Just make sure you're well versed with Inkscape's functionality with objects, alignments and paths (boolean operations, converting objects and strokes to path, etc. etc.).

I think what he means is lines that vary in thickness along the course of the line. This is actually a side effect of the way these lines are drawn in the first place; with a pen tablet. Photoshop tools allow you to vary the thickness of the lines drawn depending on how hard you press down on the tablet (from what I understand, I've never used one).

That being said, you could probably fake this effect using the Pen tool in Photoshop if you wanted to badly enough.

Ok, but have you any tutorials showing how to do it in that style?

you may notice that style also in cut the rope on even birds.

nobody? is it a secret knowledge? ^^

Hello. I don't know of any, but I Googled for "cartoon outline thickness" and the first result is a tutorial about it.

Oh, are you asking about variable line widths? I know how to do that in Inkscape. :) There are actually 3 different ways: you can use the "draw caligraphic or brush strokes" tool, or the method I use is to draw the line as a color area that covers up the lineless edge of the main color area, or the opposite, instead of a line use a "shadow area" which is below and slightly larger than the main color area, so only the edges show.
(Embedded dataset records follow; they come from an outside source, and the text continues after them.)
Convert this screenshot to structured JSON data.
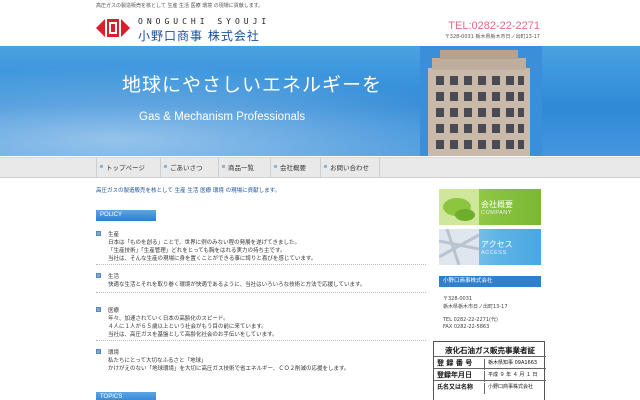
{
  "site": {
    "tagline": "高圧ガスの製造販売を核として 生産 生活 医療 環境 の現場に貢献します。",
    "logo_roman": "ONOGUCHI SYOUJI",
    "logo_jp": "小野口商事 株式会社",
    "tel": "TEL:0282-22-2271",
    "address": "〒328-0031 栃木県栃木市日ノ出町13-17"
  },
  "hero": {
    "title": "地球にやさしいエネルギーを",
    "subtitle": "Gas & Mechanism Professionals"
  },
  "nav": {
    "items": [
      {
        "label": "トップページ"
      },
      {
        "label": "ごあいさつ"
      },
      {
        "label": "商品一覧"
      },
      {
        "label": "会社概要"
      },
      {
        "label": "お問い合わせ"
      }
    ]
  },
  "main": {
    "intro": "高圧ガスの製造販売を核として 生産 生活 医療 環境 の現場に貢献します。",
    "policy_heading": "POLICY",
    "topics_heading": "TOPICS",
    "policy": [
      {
        "title": "生産",
        "lines": [
          "日本は「ものを創る」ことで、世界に例のみない程の発展を遂げてきました。",
          "「生産技術」「生産管理」どれをとっても胸をはれる実力の持ち主です。",
          "当社は、そんな生産の現場に身を置くことができる事に誇りと喜びを感じています。"
        ]
      },
      {
        "title": "生活",
        "lines": [
          "快適な生活とそれを取り巻く環境が快適であるように、当社はいろいろな技術と方法で応援しています。"
        ]
      },
      {
        "title": "医療",
        "lines": [
          "年々、加速されていく日本の高齢化のスピード。",
          "４人に１人が６５歳以上という社会がもう目の前に来ています。",
          "当社は、高圧ガスを基盤として高齢化社会のお手伝いをしています。"
        ]
      },
      {
        "title": "環境",
        "lines": [
          "私たちにとって大切なふるさと「地球」",
          "かけがえのない「地球環境」を大切に高圧ガス技術で省エネルギー、ＣＯ２削減の応援をします。"
        ]
      }
    ]
  },
  "sidebar": {
    "banners": [
      {
        "label": "会社概要",
        "sub": "COMPANY"
      },
      {
        "label": "アクセス",
        "sub": "ACCESS"
      }
    ],
    "company_heading": "小野口商事株式会社",
    "company_lines": [
      "〒328-0031",
      "栃木県栃木市日ノ出町13-17",
      "",
      "TEL 0282-22-2271(代)",
      "FAX 0282-22-5863"
    ]
  },
  "license": {
    "title": "液化石油ガス販売事業者証",
    "rows": [
      {
        "key": "登 録 番 号",
        "value": "栃木県知事 09A1663"
      },
      {
        "key": "登録年月日",
        "value": "平成 ９ 年 ４ 月 １ 日"
      },
      {
        "key": "氏名又は名称",
        "value": "小野口商事株式会社"
      }
    ]
  },
  "colors": {
    "brand_blue": "#1a4fa0",
    "accent_pink": "#e26a86",
    "hero_blue": "#2f89d6"
  }
}
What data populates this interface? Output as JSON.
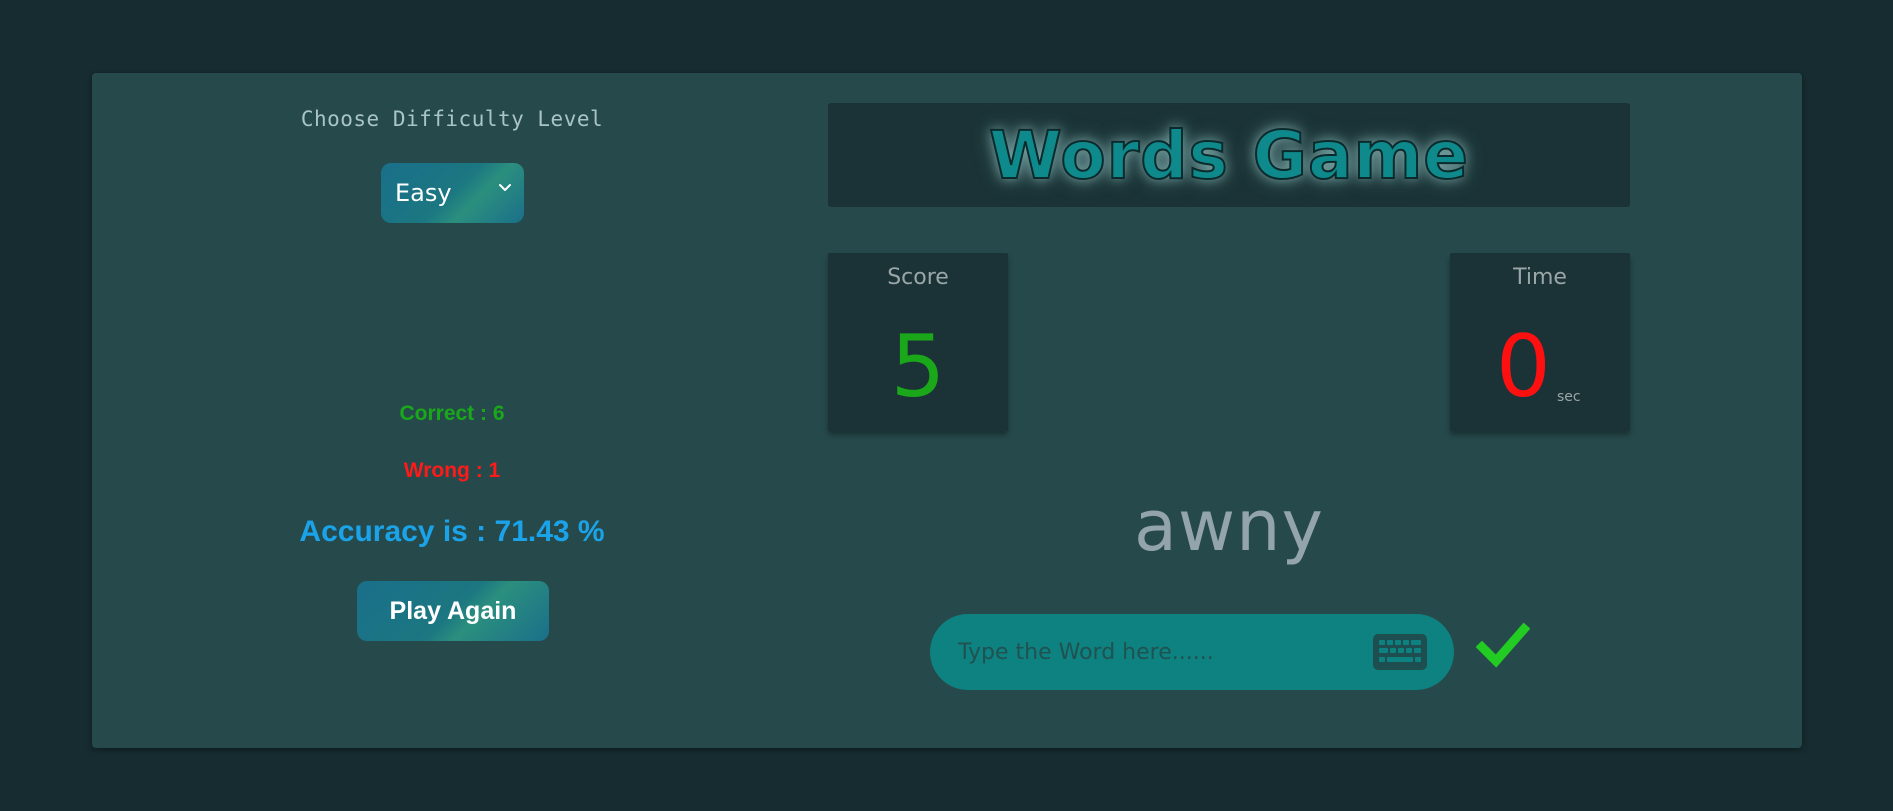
{
  "difficulty": {
    "label": "Choose Difficulty Level",
    "selected": "Easy"
  },
  "header": {
    "title": "Words Game"
  },
  "score": {
    "label": "Score",
    "value": "5"
  },
  "time": {
    "label": "Time",
    "value": "0",
    "unit": "sec"
  },
  "results": {
    "correct": "Correct : 6",
    "wrong": "Wrong : 1",
    "accuracy": "Accuracy is : 71.43 %",
    "play_again": "Play Again"
  },
  "word": {
    "current": "awny",
    "input_value": "",
    "input_placeholder": "Type the Word here......"
  },
  "colors": {
    "background": "#162c30",
    "panel": "#264a4c",
    "card": "#1b3336",
    "correct": "#1aa81a",
    "wrong": "#ff1a1a",
    "accuracy": "#1aa3e8",
    "title": "#0f8a8c",
    "input": "#0e8181",
    "check": "#22cc22"
  },
  "icons": {
    "select_arrow": "chevron-down-icon",
    "keyboard": "keyboard-icon",
    "submit": "checkmark-icon"
  }
}
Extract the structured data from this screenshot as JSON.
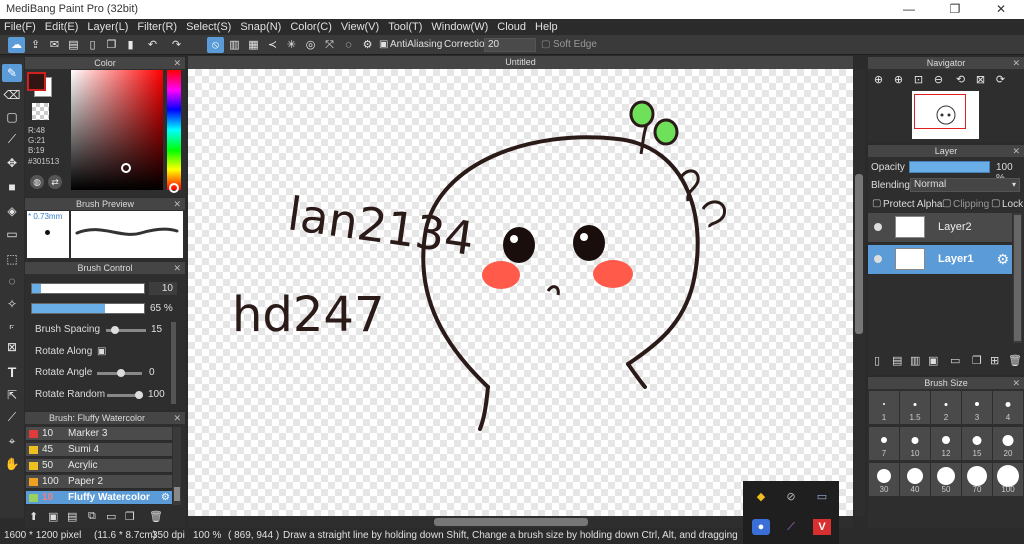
{
  "window": {
    "title": "MediBang Paint Pro (32bit)",
    "min": "—",
    "restore": "❐",
    "close": "✕"
  },
  "menu": [
    "File(F)",
    "Edit(E)",
    "Layer(L)",
    "Filter(R)",
    "Select(S)",
    "Snap(N)",
    "Color(C)",
    "View(V)",
    "Tool(T)",
    "Window(W)",
    "Cloud",
    "Help"
  ],
  "toolbar": {
    "antialiasing_label": "AntiAliasing",
    "correction_label": "Correction",
    "correction_value": "20",
    "soft_edge_label": "Soft Edge"
  },
  "color_panel": {
    "title": "Color",
    "r": "R:48",
    "g": "G:21",
    "b": "B:19",
    "hex": "#301513",
    "foreground": "#301513",
    "background": "#ffffff"
  },
  "brush_preview": {
    "title": "Brush Preview",
    "size": "* 0.73mm"
  },
  "brush_control": {
    "title": "Brush Control",
    "size_value": "10",
    "size_fill": 0.08,
    "opacity_value": "65 %",
    "opacity_fill": 0.65,
    "spacing_label": "Brush Spacing",
    "spacing_value": "15",
    "rotate_along_label": "Rotate Along",
    "rotate_along_mark": "▣",
    "rotate_angle_label": "Rotate Angle",
    "rotate_angle_value": "0",
    "rotate_random_label": "Rotate Random",
    "rotate_random_value": "100"
  },
  "brush_list": {
    "title": "Brush: Fluffy Watercolor",
    "items": [
      {
        "size": "10",
        "name": "Marker 3",
        "color": "#e03a3a"
      },
      {
        "size": "45",
        "name": "Sumi 4",
        "color": "#f0c020"
      },
      {
        "size": "50",
        "name": "Acrylic",
        "color": "#f0c020"
      },
      {
        "size": "100",
        "name": "Paper 2",
        "color": "#f0a020"
      },
      {
        "size": "10",
        "name": "Fluffy Watercolor",
        "color": "#9ad060"
      }
    ]
  },
  "canvas": {
    "tab": "Untitled",
    "text_a": "lan2134",
    "text_b": "hd247"
  },
  "navigator": {
    "title": "Navigator"
  },
  "layer_panel": {
    "title": "Layer",
    "opacity_label": "Opacity",
    "opacity_value": "100 %",
    "blending_label": "Blending",
    "blending_value": "Normal",
    "protect_alpha": "Protect Alpha",
    "clipping": "Clipping",
    "lock": "Lock",
    "layers": [
      {
        "name": "Layer2",
        "selected": false
      },
      {
        "name": "Layer1",
        "selected": true
      }
    ]
  },
  "brush_size": {
    "title": "Brush Size",
    "rows": [
      [
        "1",
        "1.5",
        "2",
        "3",
        "4"
      ],
      [
        "7",
        "10",
        "12",
        "15",
        "20"
      ],
      [
        "30",
        "40",
        "50",
        "70",
        "100"
      ]
    ]
  },
  "status": {
    "dimensions": "1600 * 1200 pixel",
    "physical": "(11.6 * 8.7cm)",
    "dpi": "350 dpi",
    "zoom": "100 %",
    "coords": "( 869, 944 )",
    "hint": "Draw a straight line by holding down Shift, Change a brush size by holding down Ctrl, Alt, and dragging"
  }
}
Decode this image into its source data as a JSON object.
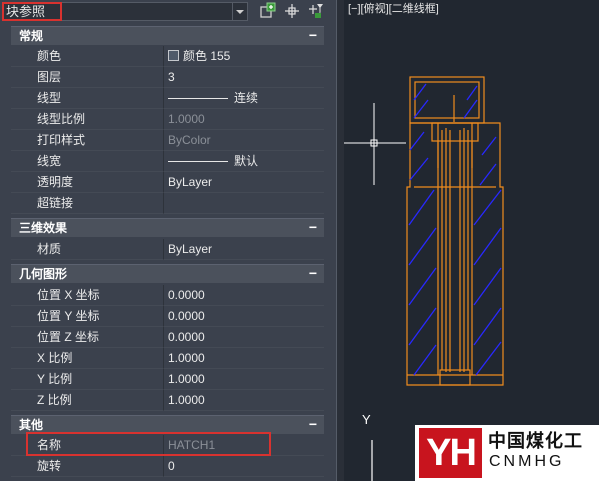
{
  "palette": {
    "selector_value": "块参照",
    "toolbar": {
      "quick_select_label": "",
      "pick_label": "",
      "toggle_label": ""
    },
    "sections": {
      "general": {
        "title": "常规",
        "collapse": "−",
        "rows": [
          {
            "label": "颜色",
            "value": "颜色 155"
          },
          {
            "label": "图层",
            "value": "3"
          },
          {
            "label": "线型",
            "value": "连续"
          },
          {
            "label": "线型比例",
            "value": "1.0000"
          },
          {
            "label": "打印样式",
            "value": "ByColor"
          },
          {
            "label": "线宽",
            "value": "默认"
          },
          {
            "label": "透明度",
            "value": "ByLayer"
          },
          {
            "label": "超链接",
            "value": ""
          }
        ]
      },
      "threed": {
        "title": "三维效果",
        "collapse": "−",
        "rows": [
          {
            "label": "材质",
            "value": "ByLayer"
          }
        ]
      },
      "geometry": {
        "title": "几何图形",
        "collapse": "−",
        "rows": [
          {
            "label": "位置 X 坐标",
            "value": "0.0000"
          },
          {
            "label": "位置 Y 坐标",
            "value": "0.0000"
          },
          {
            "label": "位置 Z 坐标",
            "value": "0.0000"
          },
          {
            "label": "X 比例",
            "value": "1.0000"
          },
          {
            "label": "Y 比例",
            "value": "1.0000"
          },
          {
            "label": "Z 比例",
            "value": "1.0000"
          }
        ]
      },
      "misc": {
        "title": "其他",
        "collapse": "−",
        "rows": [
          {
            "label": "名称",
            "value": "HATCH1"
          },
          {
            "label": "旋转",
            "value": "0"
          }
        ]
      }
    }
  },
  "viewport": {
    "label": "[−][俯视][二维线框]",
    "axis_label": "Y"
  },
  "watermark": {
    "logo_text": "YH",
    "cn_text": "中国煤化工",
    "en_text": "CNMHG"
  },
  "colors": {
    "highlight": "#d8322f",
    "outline": "#f08c1e",
    "hatch": "#2828ff",
    "accent_logo": "#c8141e"
  }
}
I want to help design a "sandpark" MMO. Optional interactive story with quests and deeply characterized NPCs, plus sandbox elements like player-craftable housing and lots of other crafting. If you are starting a design of this type, please PM me. I also love pet-breeding games.

In Inkscape, you can also convert the stroke of an object to a path (CTRL+ALT+C) so it becomes a shape that you can alter etc. and play with the nodes and tangents to get the dynamic shape you want.